Set your seasoned turkey on a baking sheet. Serious Eats recommends putting a cooling rack between your turkey and the baking sheet to help air circulation.
Plan to dry brine your turkey for at least 24 hours. You can let it go for up to 72 hours if you plan ahead. Food Network opts to leave the turkey uncovered, but Serious Eats advises covering it to help retain moisture. Once you’re finished brining, the turkey can go straight into the oven without rinsing, though Food Network suggests basting it with melted butter first.
Wet vs. Dry: Which One Should You Choose?
There are pros and cons to wet brining and dry brining. Both methods require a lot of space in your refrigerator. If you have a second fridge in your garage or basement, this might not be a concern for you. With wet brining, you run the risk of splashes or spills, even with the aid of a brining bag.
Serious Eats ran a fascinating series of experiments with wet brining and documented the results in a feature on The Food Lab. The whole piece is worth reading, especially for the scientific details supporting their conclusions. In short, if you’re going to wet brine your turkey, keep the brining solution limited to salt and water. Cider will “cook” your meat and dry it out, thanks to the effects of acidity on protein. Broth doesn’t add any more flavor than mere salt water because of limitations on the microscopic scale; the molecules that make up other flavors in broth are too large to pass through cell membranes in the turkey meat. It’s only water and salt that are absorbed by the turkey. To make matters even less appetizing, both Real Simple and Serious Eats agree that wet brined turkey mostly tastes...wet. It’s moist, but there’s not much flavor.

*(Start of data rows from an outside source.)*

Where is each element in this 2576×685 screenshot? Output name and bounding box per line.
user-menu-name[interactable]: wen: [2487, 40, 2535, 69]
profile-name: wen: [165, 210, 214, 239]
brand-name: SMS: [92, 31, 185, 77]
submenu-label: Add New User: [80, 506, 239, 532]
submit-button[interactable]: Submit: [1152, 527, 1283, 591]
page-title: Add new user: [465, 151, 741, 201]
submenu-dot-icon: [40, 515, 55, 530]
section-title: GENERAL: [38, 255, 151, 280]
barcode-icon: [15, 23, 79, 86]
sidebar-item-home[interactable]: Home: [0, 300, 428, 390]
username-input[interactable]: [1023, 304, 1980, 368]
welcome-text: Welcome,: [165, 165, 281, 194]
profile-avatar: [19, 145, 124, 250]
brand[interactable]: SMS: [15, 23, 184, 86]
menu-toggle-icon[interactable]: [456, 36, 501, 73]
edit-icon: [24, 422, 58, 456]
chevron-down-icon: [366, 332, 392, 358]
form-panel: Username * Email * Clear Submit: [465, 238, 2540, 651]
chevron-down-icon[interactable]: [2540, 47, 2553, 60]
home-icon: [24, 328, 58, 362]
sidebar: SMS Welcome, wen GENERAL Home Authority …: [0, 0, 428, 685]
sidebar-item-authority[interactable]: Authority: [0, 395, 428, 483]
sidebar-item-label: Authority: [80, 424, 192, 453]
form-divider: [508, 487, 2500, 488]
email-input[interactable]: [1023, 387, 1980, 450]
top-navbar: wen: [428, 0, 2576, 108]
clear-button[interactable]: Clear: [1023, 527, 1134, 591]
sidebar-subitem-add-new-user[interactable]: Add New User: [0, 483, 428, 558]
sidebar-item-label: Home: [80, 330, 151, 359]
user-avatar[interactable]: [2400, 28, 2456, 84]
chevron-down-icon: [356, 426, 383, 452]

Unsurprisingly, both of these sources prefer dry brining, and we can understand why. As Real Simple explains, the salt in a dry brine “draws the turkey’s natural moisture out of the meat.” Then the salt and moisture are reabsorbed into the turkey. No liquid is added, but the salt adds flavor and keeps the moisture from being released when you cook the turkey. You can add other herbs and seasonings to your dry brine too. While they won’t be absorbed into the meat (for the reasons described above), they will be in close contact with the meat and skin during the brining period and will impart flavor that way. Plus, because the meat isn’t watery, the flavor of the seasonings will be more intense.

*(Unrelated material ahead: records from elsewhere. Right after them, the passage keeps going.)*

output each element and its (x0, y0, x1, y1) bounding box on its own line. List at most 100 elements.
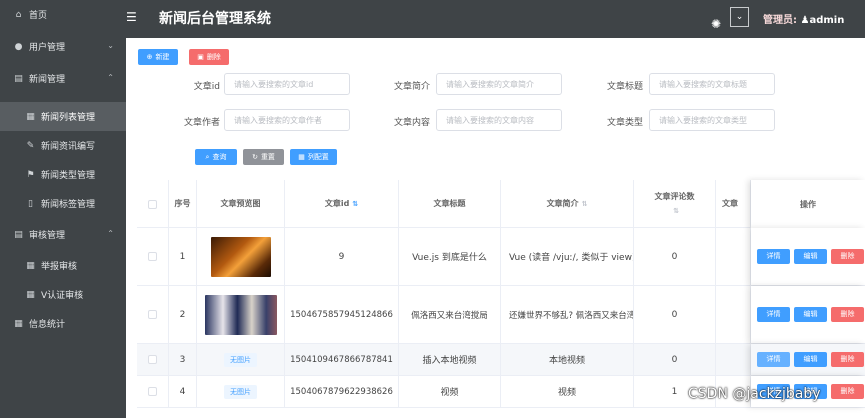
plus-icon: ⊕ (146, 53, 153, 61)
header-preview: 文章预览图 (197, 180, 285, 228)
sidebar-item-news[interactable]: ▤ 新闻管理 ⌃ (0, 64, 126, 93)
filter-label-summary: 文章简介 (393, 82, 430, 92)
sidebar-item-review[interactable]: ▤ 审核管理 ⌃ (0, 220, 126, 249)
filter-input-author[interactable] (224, 109, 350, 131)
sort-icon[interactable]: ⇅ (352, 197, 358, 211)
sidebar-item-report-review[interactable]: ▦ 举报审核 (0, 251, 126, 280)
cell-index: 4 (169, 376, 197, 407)
sidebar-item-news-write[interactable]: ✎ 新闻资讯编写 (0, 131, 126, 160)
delete-button[interactable]: ▣ 删除 (189, 49, 229, 65)
sort-icon[interactable]: ⇅ (582, 197, 588, 211)
edit-button[interactable]: 编辑 (794, 248, 827, 264)
cell-title: 插入本地视频 (399, 344, 501, 375)
sidebar-item-users[interactable]: ● 用户管理 ⌄ (0, 32, 126, 61)
chevron-down-icon: ⌄ (107, 41, 114, 50)
preview-image[interactable] (204, 294, 277, 335)
cell-comments: 0 (634, 286, 716, 343)
header-id[interactable]: 文章id ⇅ (285, 180, 399, 228)
table-row: 1 9 Vue.js 到底是什么 Vue (读音 /vjuː/, 类似于 vie… (137, 228, 865, 286)
checkbox[interactable] (148, 310, 157, 319)
cell-title: Vue.js 到底是什么 (399, 228, 501, 285)
query-button[interactable]: ⌕ 查询 (195, 149, 237, 165)
search-icon: ⌕ (205, 152, 210, 161)
checkbox[interactable] (148, 355, 157, 364)
reset-button[interactable]: ↻ 重置 (243, 149, 284, 165)
delete-row-button[interactable]: 删除 (831, 248, 864, 264)
new-button[interactable]: ⊕ 新建 (138, 49, 178, 65)
flag-icon: ⚑ (26, 169, 35, 180)
filter-label-author: 文章作者 (183, 118, 220, 128)
menu-toggle-icon[interactable]: ☰ (126, 11, 138, 23)
header-select-all[interactable] (137, 180, 169, 228)
document-icon: ▦ (14, 318, 23, 329)
delete-row-button[interactable]: 删除 (831, 306, 864, 322)
admin-name: admin (809, 15, 845, 26)
sort-icon[interactable]: ⇅ (673, 204, 679, 218)
cell-summary: 视频 (501, 376, 634, 407)
detail-button[interactable]: 详情 (757, 306, 790, 322)
detail-button[interactable]: 详情 (757, 248, 790, 264)
top-header: ☰ 新闻后台管理系统 ✺ ⌄ 管理员: ♟admin (126, 0, 865, 38)
header-ops: 操作 (751, 180, 865, 228)
chevron-up-icon: ⌃ (107, 229, 114, 238)
page-title: 新闻后台管理系统 (159, 11, 271, 27)
delete-row-button[interactable]: 删除 (831, 383, 864, 399)
edit-icon: ✎ (26, 140, 35, 151)
document-icon: ▦ (26, 111, 35, 122)
cell-comments: 0 (634, 228, 716, 285)
cell-id: 1504067879622938626 (285, 376, 399, 407)
cell-ops: 详情 编辑 删除 (751, 228, 865, 285)
cell-ops: 详情 编辑 删除 (751, 286, 865, 343)
filter-input-type[interactable] (649, 109, 775, 131)
chevron-down-icon: ⌄ (735, 12, 744, 22)
cell-preview (197, 286, 285, 343)
cell-summary: Vue (读音 /vjuː/, 类似于 view) 是... (501, 228, 634, 285)
cell-id: 1504109467866787841 (285, 344, 399, 375)
grid-icon: ▦ (298, 153, 305, 161)
chevron-up-icon: ⌃ (107, 73, 114, 82)
checkbox[interactable] (148, 252, 157, 261)
delete-row-button[interactable]: 删除 (831, 351, 864, 367)
detail-button[interactable]: 详情 (757, 351, 790, 367)
header-comments[interactable]: 文章评论数 ⇅ (634, 180, 716, 228)
sidebar-item-v-review[interactable]: ▦ V认证审核 (0, 280, 126, 309)
sidebar-item-news-list[interactable]: ▦ 新闻列表管理 (0, 102, 126, 131)
filter-input-content[interactable] (436, 109, 562, 131)
cell-index: 2 (169, 286, 197, 343)
preview-image[interactable] (210, 236, 271, 277)
edit-button[interactable]: 编辑 (794, 306, 827, 322)
bookmark-icon: ▯ (28, 198, 33, 209)
filter-label-type: 文章类型 (606, 118, 643, 128)
cell-comments: 0 (634, 344, 716, 375)
admin-info[interactable]: 管理员: ♟admin (763, 11, 844, 26)
cell-title: 视频 (399, 376, 501, 407)
cell-index: 3 (169, 344, 197, 375)
column-config-button[interactable]: ▦ 列配置 (290, 149, 337, 165)
filter-label-title: 文章标题 (606, 82, 643, 92)
refresh-icon: ↻ (252, 153, 258, 161)
sidebar-item-stats[interactable]: ▦ 信息统计 (0, 309, 126, 338)
checkbox[interactable] (148, 199, 157, 209)
table-header: 序号 文章预览图 文章id ⇅ 文章标题 文章简介 ⇅ 文章评论数 ⇅ 文章 操作 (137, 180, 865, 228)
dropdown-button[interactable]: ⌄ (730, 7, 749, 27)
sidebar-item-home[interactable]: ⌂ 首页 (0, 0, 126, 29)
cell-id: 1504675857945124866 (285, 286, 399, 343)
watermark: CSDN @jackzjbaby (688, 386, 821, 402)
main-content: ⊕新建 ▣删除 文章id 文章简介 文章标题 文章作者 文章内容 文章类型 ⌕查… (126, 38, 865, 418)
filter-input-title[interactable] (649, 73, 775, 95)
header-title: 文章标题 (399, 180, 501, 228)
filter-label-id: 文章id (193, 82, 220, 92)
sidebar: ⌂ 首页 ● 用户管理 ⌄ ▤ 新闻管理 ⌃ ▦ 新闻列表管理 ✎ 新闻资讯编写 ⚑ 新闻类… (0, 0, 126, 418)
home-icon: ⌂ (15, 9, 22, 20)
filter-input-summary[interactable] (436, 73, 562, 95)
header-summary[interactable]: 文章简介 ⇅ (501, 180, 634, 228)
sidebar-item-news-types[interactable]: ⚑ 新闻类型管理 (0, 160, 126, 189)
cell-summary: 本地视频 (501, 344, 634, 375)
table-row: 2 1504675857945124866 佩洛西又来台湾搅局 还嫌世界不够乱?… (137, 286, 865, 344)
checkbox[interactable] (148, 387, 157, 396)
filter-input-id[interactable] (224, 73, 350, 95)
cell-ops: 详情 编辑 删除 (751, 344, 865, 375)
cell-preview: 无图片 (197, 344, 285, 375)
sidebar-item-news-tags[interactable]: ▯ 新闻标签管理 (0, 189, 126, 218)
edit-button[interactable]: 编辑 (794, 351, 827, 367)
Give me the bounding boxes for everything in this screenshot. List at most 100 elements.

While we're convinced by the advantages of dry brining, we’re stuck on the convenience of brining in a refrigerator drawer. Here’s the approach we just might try this year: First, we’ll wash our refrigerator drawer and check it for cracks. Then, we’ll line it with a brining bag. Next, we’ll mix up our dry brine of salt and baking soda. After we pat our turkey dry and transfer it to the brining bag, we’ll sprinkle it with our dry brine. Then, we’ll put the refrigerator drawer back in the refrigerator and let our turkey sit for at least 24 hours. We’re hoping this strategy might allow us to enjoy the benefits of dry brining, without sacrificing so much refrigerator shelf space.